Dunkin' Donuts' New Year's Resolution: Get Rid Of Artificial Coloring
Let's face it: When most of us stop for a doughnut on our way in to work in the morning, we're not really thinking about our health. In fact, sometimes the clearly not-from-nature insanely colored sprinkles or brightly hued frostings are exactly what draw us in. Good news for fans of morning sugar: Dunkin' Donuts kicked off 2018 by announcing plans to make that breakfast stop a little less guilt-inducing, declaring that doughnuts "now sold at Dunkin' Donuts restaurants nationwide are no longer being made using colors from artificial sources."
This movement goes along with a previous announcement from Dunkin' Brands Group, which also runs ice-cream chain Baskin-Robbins, in which it "pledged to eliminate artificial dyes from all of its food and beverages in the U.S. by the end of 2018," including ice cream, syrups, sauces, and sprinkles.

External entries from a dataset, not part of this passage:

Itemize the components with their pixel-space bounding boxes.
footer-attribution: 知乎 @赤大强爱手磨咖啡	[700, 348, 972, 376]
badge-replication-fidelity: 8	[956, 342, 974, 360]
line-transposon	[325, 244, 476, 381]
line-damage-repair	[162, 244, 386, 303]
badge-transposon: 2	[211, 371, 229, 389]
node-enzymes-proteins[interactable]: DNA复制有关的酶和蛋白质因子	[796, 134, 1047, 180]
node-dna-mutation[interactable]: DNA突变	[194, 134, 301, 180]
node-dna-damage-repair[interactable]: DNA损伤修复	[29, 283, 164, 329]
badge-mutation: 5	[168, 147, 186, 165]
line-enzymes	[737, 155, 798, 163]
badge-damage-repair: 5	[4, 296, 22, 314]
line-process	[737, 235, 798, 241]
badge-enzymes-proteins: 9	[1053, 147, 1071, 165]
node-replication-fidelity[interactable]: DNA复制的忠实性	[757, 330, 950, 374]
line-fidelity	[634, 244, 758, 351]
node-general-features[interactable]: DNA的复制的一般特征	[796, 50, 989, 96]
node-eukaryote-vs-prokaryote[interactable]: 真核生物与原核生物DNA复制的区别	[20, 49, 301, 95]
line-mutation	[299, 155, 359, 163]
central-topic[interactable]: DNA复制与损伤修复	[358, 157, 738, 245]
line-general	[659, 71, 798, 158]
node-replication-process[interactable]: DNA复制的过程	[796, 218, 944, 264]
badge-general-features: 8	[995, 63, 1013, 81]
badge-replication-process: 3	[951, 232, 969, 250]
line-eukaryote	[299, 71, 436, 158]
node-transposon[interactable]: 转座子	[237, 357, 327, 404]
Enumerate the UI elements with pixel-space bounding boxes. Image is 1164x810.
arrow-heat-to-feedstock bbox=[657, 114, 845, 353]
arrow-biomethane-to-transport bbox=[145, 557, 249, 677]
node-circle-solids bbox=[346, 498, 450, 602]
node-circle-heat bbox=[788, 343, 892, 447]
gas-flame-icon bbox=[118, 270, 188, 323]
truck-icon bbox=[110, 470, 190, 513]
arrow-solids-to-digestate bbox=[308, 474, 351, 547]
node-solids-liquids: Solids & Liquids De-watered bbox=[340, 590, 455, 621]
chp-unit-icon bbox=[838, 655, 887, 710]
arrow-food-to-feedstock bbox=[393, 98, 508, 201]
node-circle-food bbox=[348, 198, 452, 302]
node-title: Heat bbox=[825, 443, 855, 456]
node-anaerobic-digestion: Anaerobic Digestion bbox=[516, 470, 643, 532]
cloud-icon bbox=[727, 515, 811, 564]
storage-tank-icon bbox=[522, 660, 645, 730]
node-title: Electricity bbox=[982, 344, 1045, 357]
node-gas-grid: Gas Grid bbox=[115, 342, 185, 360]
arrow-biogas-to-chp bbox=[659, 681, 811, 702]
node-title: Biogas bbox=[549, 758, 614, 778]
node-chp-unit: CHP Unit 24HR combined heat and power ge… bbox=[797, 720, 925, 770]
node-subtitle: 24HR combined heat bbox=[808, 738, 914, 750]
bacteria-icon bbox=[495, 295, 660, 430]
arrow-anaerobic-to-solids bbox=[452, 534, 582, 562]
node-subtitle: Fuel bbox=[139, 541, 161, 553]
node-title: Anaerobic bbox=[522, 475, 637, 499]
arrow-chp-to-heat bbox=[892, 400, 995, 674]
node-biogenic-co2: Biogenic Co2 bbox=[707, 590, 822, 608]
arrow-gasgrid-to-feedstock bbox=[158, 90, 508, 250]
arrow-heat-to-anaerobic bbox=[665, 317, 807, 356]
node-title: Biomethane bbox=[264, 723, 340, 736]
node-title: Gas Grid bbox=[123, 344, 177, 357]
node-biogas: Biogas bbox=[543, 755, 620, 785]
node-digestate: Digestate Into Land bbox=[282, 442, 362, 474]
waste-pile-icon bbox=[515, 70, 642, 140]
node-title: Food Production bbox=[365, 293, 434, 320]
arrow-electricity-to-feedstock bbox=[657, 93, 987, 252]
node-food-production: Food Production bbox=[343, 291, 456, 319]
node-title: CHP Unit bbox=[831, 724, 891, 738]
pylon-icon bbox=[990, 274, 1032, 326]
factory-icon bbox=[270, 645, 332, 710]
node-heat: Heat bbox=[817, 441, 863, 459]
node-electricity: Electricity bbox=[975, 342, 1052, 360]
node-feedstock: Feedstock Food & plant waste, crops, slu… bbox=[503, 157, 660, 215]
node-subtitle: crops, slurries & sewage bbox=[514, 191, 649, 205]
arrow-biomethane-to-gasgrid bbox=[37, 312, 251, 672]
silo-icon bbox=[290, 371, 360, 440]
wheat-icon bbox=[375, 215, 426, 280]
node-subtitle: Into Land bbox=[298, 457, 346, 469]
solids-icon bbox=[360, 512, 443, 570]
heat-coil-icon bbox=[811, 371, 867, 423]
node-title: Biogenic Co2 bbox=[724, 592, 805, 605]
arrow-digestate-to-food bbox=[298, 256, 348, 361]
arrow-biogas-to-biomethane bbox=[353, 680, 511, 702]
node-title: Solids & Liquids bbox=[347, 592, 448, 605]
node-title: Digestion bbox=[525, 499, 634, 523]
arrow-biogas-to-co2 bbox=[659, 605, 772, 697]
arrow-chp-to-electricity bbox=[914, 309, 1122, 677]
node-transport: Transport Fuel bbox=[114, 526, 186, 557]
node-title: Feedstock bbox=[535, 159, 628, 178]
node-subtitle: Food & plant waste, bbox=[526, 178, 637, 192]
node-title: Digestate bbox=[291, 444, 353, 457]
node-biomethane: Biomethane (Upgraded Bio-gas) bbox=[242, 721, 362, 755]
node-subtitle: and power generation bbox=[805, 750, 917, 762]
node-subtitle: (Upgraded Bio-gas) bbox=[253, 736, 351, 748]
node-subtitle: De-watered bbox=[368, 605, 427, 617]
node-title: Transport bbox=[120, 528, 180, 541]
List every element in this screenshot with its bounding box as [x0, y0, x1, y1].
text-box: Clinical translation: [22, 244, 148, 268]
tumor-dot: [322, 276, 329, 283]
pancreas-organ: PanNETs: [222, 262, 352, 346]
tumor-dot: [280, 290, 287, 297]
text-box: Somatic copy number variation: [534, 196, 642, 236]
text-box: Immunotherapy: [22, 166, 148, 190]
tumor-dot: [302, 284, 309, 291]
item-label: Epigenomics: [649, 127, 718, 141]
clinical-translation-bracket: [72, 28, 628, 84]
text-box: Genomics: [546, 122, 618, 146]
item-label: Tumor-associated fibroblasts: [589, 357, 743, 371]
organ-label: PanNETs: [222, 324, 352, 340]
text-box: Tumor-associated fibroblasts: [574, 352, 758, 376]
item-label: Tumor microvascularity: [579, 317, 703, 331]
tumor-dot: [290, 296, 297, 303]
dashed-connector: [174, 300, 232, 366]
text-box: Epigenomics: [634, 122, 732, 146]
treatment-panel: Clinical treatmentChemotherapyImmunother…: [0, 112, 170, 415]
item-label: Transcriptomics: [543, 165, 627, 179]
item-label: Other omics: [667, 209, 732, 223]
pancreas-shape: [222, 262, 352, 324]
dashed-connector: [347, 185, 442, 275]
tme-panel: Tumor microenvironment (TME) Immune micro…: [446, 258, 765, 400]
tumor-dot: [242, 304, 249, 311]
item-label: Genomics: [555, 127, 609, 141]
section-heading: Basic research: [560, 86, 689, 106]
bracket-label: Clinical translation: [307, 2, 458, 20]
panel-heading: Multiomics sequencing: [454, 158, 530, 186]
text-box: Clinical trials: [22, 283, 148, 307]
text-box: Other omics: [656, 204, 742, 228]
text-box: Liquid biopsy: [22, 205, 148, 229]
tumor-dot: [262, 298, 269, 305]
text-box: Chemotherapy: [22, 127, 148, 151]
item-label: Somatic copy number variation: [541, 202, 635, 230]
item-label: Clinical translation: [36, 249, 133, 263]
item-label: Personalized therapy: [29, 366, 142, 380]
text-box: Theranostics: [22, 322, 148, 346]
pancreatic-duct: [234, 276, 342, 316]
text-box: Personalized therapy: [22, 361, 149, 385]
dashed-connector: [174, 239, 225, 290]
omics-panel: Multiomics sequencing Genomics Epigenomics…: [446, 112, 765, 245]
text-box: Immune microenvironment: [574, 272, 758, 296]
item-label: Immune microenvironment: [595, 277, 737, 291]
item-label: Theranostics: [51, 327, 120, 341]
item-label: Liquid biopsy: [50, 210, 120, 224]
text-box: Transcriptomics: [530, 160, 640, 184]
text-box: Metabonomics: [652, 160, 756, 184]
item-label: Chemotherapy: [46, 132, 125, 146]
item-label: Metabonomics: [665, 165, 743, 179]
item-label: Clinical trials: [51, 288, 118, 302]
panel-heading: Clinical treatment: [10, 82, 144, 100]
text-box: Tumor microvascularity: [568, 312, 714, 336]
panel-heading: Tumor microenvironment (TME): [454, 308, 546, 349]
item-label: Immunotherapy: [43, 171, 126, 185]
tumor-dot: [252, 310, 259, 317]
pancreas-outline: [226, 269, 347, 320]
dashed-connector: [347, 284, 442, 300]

That's all and well and good, but we wondered: What are the actual advantages of natural food coloring? It doesn't appear that Dunkin' will suffer from a lackluster, all-natural palette: The chain's new Snow Flurries doughnut, for example, has bright blue icing with snowflake sprinkles. But then, we grew up in the age of the still-banned red dye no. 2, which caused M&Ms to toss its red candies for a decade, even though they didn't even use red dye no. 2. So what can Dunkin' accomplish with this switch?
According to registered dietitian Ian Cohen, "The FDA tends to err on the side of caution when it comes to artificial dyes; there's a limit to what kinds of food coloring can be used and the amount." Still, we seem to want our food to be pretty and bright: Healthline reports that "artificial food dye consumption has increased by 500 percent in the last 50 years, and children [unfortunately but unsurprisingly] are the biggest consumers." Usually bolder than natural food colors, artificial tints are mostly made from petroleum, and some studies have pointed to an association between these food colorings and hyperactivity and even cancer (as in the red dye no. 2 ban, when a Soviet study claimed that the substance led to tumors in rats). But Cohen points out, "as with most nutritional studies, correlation does not equal causation. That being said, removing artificial food coloring almost certainly has no downside aside from aesthetics but... you're still eating a doughnut."